Personally I had to take control of my money at around 8. And that was what I had to spend. All my friends got pocket money every month or their parents gave them money when they went out. I worked every Saturday since then. It often sucked, but today I know how to work with money. I’m 22, recently bought a flat as an investment and thus far have absolutely no money problems. Never had any in fact.

Further I have always been allowed to go out and do stuff during week nights and also during exams. I could choose when I wanted to do homework, as long as it got done.

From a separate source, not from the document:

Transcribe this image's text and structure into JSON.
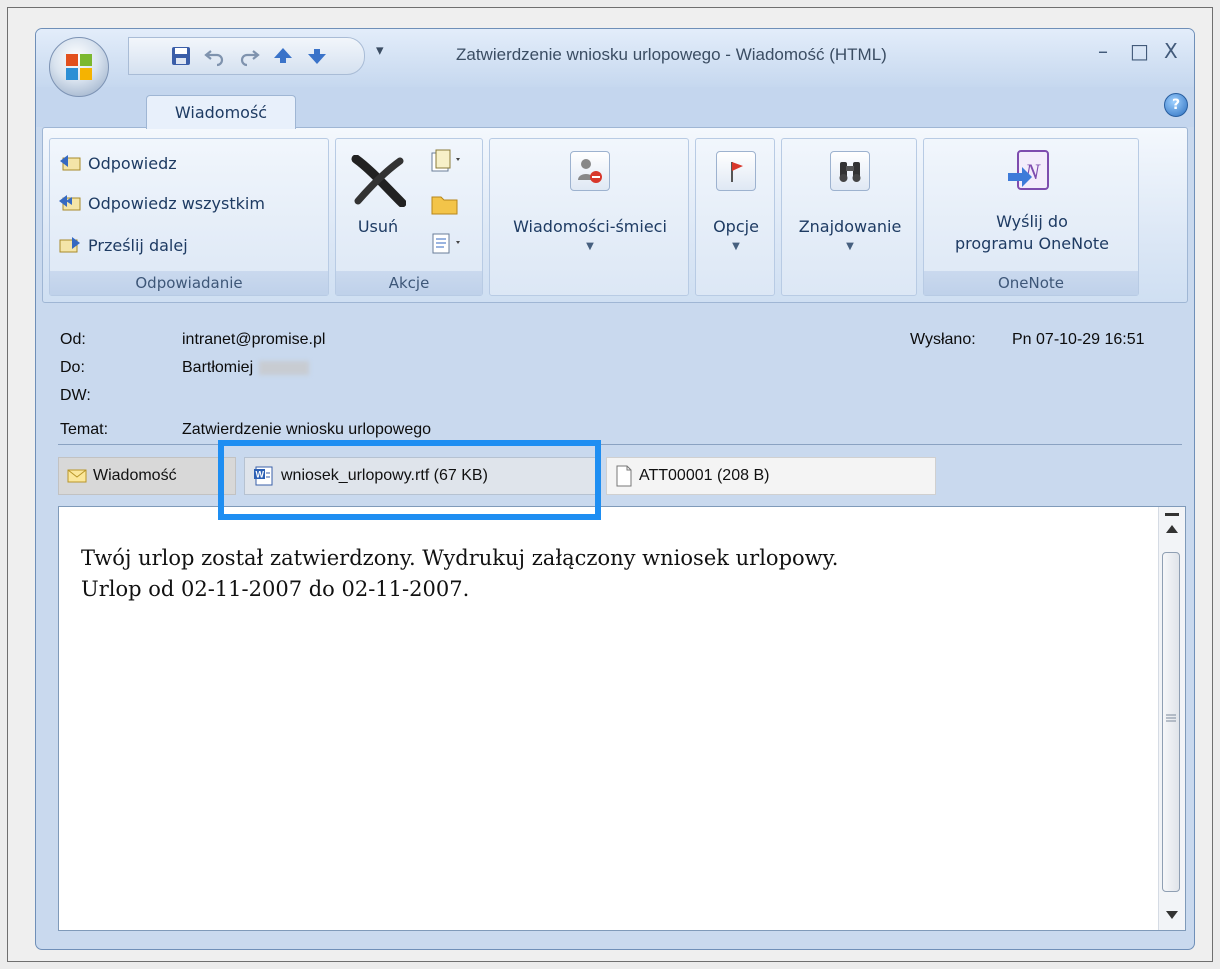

I also stayed home alone for about 3 hours after school since I was 12.

I see no problem in giving more freedom, I would just make it at a younger age than 14.

:)

Answer #51

I do think It depends on your parents, and how mature a person acts… Maybe you were mature and they let you do what you need to do, and that’s cool! But obviously this guy is immature, or doesn’t follow his parents rules. I’m going by what I think and not others. But when your parents say no than just get over it.

Answer #52

Ah a discussion that can turn into a debate on nature vs nurture. You assume I was mature and that is the reason I was given more freedom and I believe that extra freedom made me mature.

Don’t really see what is immature about the question too, seems like an honest question and everyone attacks him for it without giving proper explanations. Basically everyone is telling him it is stupid without proper reasoning. If that is a sign of maturity, then please I never want to be mature in my life!